Эге, в этом что-то есть!… – Чекан оживился и даже приподнялся на постели, чтобы сесть за стол, включить свет и посмотреть все это на бумаге. Но тут же лег. – Ничего в этом нет. Все рассуждения для пяти-, шести– и вообще N-мерного мира точно такие же, как для четырехмерного. И даже для трех– и двухмерного.
Мир существует в таком-то количестве измерений – значит, все в нем уже есть. Свершилось…”
Итак, чем глубже проникал Борис в логическую сторону тураевской идеи, тем сильнее пропитывался ею, тем основательнее увязал в ней, как муха на липучке, мыслями, чувствами, воображением. И понимал он, что ему не выкарабкаться.
Скоро Чекан совсем обессилел, не мог напрягать мозг, чтобы мыслить общо, вселенскими категориями. В голове был только образ магнитной ленты, вьющейся в пустом черном пространстве.
“И зачем только я встретил сегодня Стаську? – подумал Борис. – Э, чепуха: “я встретил Стаську”. Все записано: что некто, материальная струя моего наименования, соприкоснется сегодня с материальной струей под индексом Коломиец С. Ф., что между ними произойдет обмен информацией, после чего в правой струе заговорит любопытство, она добьется и прочтет… что будет лежать и думать, придет к логическому выводу, что все верно, а меня – меня думающего, выбирающего, живущего – не было и нет. А раз так, даже и неинтересно, что на моей ленте записано дальше. Ясно – что”.
Он лежал под тонким одеялом, чувствуя, что его расслабившееся тело будто холодеет, цепенеет, но не зябко, с покалываниями мороза по коже, а как-то иначе.

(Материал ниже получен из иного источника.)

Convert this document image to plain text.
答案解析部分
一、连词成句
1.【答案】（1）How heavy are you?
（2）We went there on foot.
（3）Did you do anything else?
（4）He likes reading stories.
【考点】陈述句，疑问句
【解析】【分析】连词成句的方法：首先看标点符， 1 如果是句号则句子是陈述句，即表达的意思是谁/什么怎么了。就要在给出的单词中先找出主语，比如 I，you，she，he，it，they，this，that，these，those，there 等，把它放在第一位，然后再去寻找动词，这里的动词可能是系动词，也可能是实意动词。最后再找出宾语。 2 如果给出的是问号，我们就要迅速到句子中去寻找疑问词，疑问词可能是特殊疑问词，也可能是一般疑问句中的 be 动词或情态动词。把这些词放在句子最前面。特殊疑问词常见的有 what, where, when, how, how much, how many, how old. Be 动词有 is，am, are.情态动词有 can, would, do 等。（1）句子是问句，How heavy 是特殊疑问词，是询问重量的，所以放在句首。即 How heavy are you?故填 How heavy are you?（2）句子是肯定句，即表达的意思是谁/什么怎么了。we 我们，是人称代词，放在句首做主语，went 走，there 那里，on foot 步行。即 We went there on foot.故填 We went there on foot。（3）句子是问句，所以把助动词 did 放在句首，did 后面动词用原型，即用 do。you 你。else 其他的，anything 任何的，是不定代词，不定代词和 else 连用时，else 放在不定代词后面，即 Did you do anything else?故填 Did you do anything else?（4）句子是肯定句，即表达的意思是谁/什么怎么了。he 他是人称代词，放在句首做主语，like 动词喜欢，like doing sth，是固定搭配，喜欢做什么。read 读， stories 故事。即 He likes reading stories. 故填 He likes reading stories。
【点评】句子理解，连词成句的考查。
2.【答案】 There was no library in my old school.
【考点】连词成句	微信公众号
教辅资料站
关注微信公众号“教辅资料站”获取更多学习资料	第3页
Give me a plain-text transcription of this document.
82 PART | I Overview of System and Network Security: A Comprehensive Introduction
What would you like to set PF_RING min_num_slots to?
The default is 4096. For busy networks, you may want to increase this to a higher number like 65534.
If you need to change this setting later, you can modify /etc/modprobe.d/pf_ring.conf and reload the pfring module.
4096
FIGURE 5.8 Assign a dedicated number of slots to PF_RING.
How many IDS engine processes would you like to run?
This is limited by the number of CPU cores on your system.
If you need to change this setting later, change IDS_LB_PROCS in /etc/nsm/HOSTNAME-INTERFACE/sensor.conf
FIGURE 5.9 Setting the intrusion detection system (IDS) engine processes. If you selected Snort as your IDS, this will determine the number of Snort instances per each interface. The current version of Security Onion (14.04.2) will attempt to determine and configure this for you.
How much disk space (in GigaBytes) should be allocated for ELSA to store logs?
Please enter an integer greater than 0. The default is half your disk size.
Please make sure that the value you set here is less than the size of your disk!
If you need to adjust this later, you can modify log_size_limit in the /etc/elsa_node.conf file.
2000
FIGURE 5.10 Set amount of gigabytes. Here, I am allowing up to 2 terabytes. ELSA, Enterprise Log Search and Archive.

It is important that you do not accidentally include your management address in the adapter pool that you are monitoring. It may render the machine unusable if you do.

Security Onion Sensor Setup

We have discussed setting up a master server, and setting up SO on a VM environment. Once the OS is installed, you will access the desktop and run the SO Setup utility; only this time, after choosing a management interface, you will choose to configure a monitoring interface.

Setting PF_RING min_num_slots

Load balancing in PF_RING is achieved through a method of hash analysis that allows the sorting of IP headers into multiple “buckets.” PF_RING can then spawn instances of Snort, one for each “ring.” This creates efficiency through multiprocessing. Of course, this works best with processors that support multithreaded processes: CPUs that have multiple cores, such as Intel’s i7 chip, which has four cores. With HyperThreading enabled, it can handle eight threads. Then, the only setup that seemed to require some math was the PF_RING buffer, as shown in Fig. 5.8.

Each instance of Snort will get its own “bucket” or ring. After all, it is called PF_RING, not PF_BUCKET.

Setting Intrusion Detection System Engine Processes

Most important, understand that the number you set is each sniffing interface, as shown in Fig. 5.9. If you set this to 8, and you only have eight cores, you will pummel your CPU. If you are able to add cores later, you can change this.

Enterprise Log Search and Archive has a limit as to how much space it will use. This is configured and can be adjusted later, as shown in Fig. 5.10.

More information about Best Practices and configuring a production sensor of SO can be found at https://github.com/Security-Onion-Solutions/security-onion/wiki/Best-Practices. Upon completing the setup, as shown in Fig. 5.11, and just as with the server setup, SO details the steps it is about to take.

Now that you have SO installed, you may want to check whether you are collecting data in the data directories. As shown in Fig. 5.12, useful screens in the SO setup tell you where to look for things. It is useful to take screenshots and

Сердце билось все медленней. Мыслей не было, чувств тоже; ненадолго лишь всплыла жалость к себе, но ее тотчас вытеснило: “И эта жалость записана…” На потолке появился и исчез желтый отсвет автомобильных фар; за окном проурчал мотор.
“И это записано – и сама машина, и мои впечатления о ней… И то, что я сейчас об этом подумаю, и даже то, что я подумаю, что подумаю и так далее по кругу. Действительно, какая злая, бессмысленная шутка – самообман жизни. Околевать, однако, надо…”
Эта последняя мысль была спокойной, простой, очевидной.
Сейчас Чекан находился в том – переходном от бодрствования ко сну – состоянии дремотного полузабытья, в котором наша бодрствующая “дневная” личность постепенно сникает и исчезает, а “ночная” личность – личность спящего живого существа, проявляющая себя в снах, – еще не оформилась. Как известно, это состояние безличия наиболее близко к смерти.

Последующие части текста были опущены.